In recent years there has been a growing political polarization in India, with ever richer billionaire capitalists, and more and more hundreds of millions of impoverished workers, farmers, and tribal peoples. This has led to more frequent rebellions by the people, more widespread and more intense. Often these rebellions are supported or led by the Communist Party of India (Maoist) or other revolutionary parties and groups. In reaction to these mass rebellions the rulers of India have paid little or no attention to alleviating the poverty, exploitation and oppression of the people. Instead they have focused almost entirely on attempting to suppress the masses and the revolutionary movement, both through armed force and through ever more draconian and fascist laws.
The most serious of these fascist laws which are moving the whole country in the direction of outright fascism is the Unlawful Activities (Prevention) Act [UAPA], passed in 2008. This replaces (and intensifies!) earlier fascist laws such as the Terrorist and Disruptive Activities (Prevention) Act [TADA] and the Prevention of Terrorism Act [POTA].Professor Amit Bhattacharyya, in the article “Democracy and Ban Cannot Go Together” which we have posted below, explains the extreme and undemocratic nature of the UAPA:
Why are these acts draconian? We would like to state some of the salient features. First, according to the UAPA, anyone can be kept in police or jail custody for 180 days without any trial. Second, during this period, the detained person can be brought to the police station for questioning for as many times as the police officials think necessary. Third, it is next to impossible to get release on bail under this act. Fourth, as in the draconian TADA [Terrorist and Disruptive Activities (Prevention) Act] and POTA [Prevention of Terrorism Act], the accused would have to prove his or her innocence, rather than the accuser/police proving his/her guilt in the court of law. Fifth, all the citizens are liable to supply information about the movements of “suspects”, i,e, to act as police informers, failing which they themselves would be booked. Sixth, in the eyes of the State, all persons are suspected terrorists. Seventh, at all times of day and night, the police under some senior official of the secretariat level, are empowered to search houses of citizens for information and even arrest them. Eighth, by this act, any article, documentary film, report, essay could be suppressed and artists, writers, and even media persons can be arrested on the charge of “intend[ing] to aid terrorism”. Ninth, the prisoners would be tried in camera, the names of the witnesses would not be made public and this special court would be under the control of administrative authority. In short, this act is a new addition to the long list of draconian laws that trample down the fundamental rights of the people with impunity and brush aside all legal safeguards for the arrested and, the most important of all, make a mockery of the Indian Constitution in this “land of the largest democracy”.In addition to these actual laws of a fascist character, there is the general practice of the police and other agencies of the state to operate with close to total impunity with regard to any laws that are supposed to restrain and control them. In other words they routinely attack, viciously beat, arrest or kill pretty much whomever they choose, whenever they choose, almost always without any consequences to themselves no matter how outrageous their actions.

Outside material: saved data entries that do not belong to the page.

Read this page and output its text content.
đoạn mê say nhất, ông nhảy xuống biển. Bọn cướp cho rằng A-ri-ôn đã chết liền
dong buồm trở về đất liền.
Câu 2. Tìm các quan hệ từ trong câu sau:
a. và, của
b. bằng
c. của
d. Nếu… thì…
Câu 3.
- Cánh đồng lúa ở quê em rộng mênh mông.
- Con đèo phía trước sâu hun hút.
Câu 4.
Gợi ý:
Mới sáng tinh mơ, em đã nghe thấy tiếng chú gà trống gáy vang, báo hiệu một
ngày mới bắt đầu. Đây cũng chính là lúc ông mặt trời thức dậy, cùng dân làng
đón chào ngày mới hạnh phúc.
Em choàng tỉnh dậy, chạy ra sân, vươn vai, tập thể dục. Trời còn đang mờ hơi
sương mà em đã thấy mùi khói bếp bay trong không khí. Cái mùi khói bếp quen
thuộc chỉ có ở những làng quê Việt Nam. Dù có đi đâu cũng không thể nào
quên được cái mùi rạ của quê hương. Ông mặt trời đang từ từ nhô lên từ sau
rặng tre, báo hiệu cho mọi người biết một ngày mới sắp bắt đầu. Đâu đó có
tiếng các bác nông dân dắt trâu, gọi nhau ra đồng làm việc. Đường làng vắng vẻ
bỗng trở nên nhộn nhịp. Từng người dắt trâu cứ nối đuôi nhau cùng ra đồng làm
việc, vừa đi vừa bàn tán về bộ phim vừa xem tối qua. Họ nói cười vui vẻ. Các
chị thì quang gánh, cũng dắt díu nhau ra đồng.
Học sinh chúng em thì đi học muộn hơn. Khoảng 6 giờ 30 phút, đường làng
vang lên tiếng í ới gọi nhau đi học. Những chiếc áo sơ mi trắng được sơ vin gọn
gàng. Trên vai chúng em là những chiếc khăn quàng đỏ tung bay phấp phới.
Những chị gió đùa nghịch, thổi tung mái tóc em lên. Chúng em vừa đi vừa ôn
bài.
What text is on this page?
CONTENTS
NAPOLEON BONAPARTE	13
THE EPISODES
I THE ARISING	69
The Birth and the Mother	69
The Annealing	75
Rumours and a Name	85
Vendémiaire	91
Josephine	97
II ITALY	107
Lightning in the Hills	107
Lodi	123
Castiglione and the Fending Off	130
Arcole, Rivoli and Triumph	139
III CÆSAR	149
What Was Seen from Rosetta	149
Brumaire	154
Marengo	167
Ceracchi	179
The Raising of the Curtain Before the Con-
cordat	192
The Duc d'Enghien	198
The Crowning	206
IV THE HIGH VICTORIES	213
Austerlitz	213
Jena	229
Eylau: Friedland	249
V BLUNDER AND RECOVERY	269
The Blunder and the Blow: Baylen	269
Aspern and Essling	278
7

As just one of many examples of this out-of-control police victimization of the masses we cite the common phenomenon in contemporary India of “fake encounters”. These are the cases of cold-blooded murders of revolutionaries and others while in police custody which are then falsely reported as having been armed encounters between the police and the revolutionaries. These “fake encounters” have become so frequent that even the central and state governments do not deny that they occur. But yet, except in the rarest of cases, nothing is done about them because they actually do represent the desired conduct of the police on the part of the ruling class.
In addition to this general problem of political fascism in India there is also the specific form it often takes in combination with religion. Just as there is a tendency toward a Christian coloration to fascist movements in the U.S., and a Muslim coloration to fascist movements in the Muslim world, in India—with its Hindu majority—there is a tendency toward Hindu fascism. For this reason we will try to develop a special section below about that serious danger.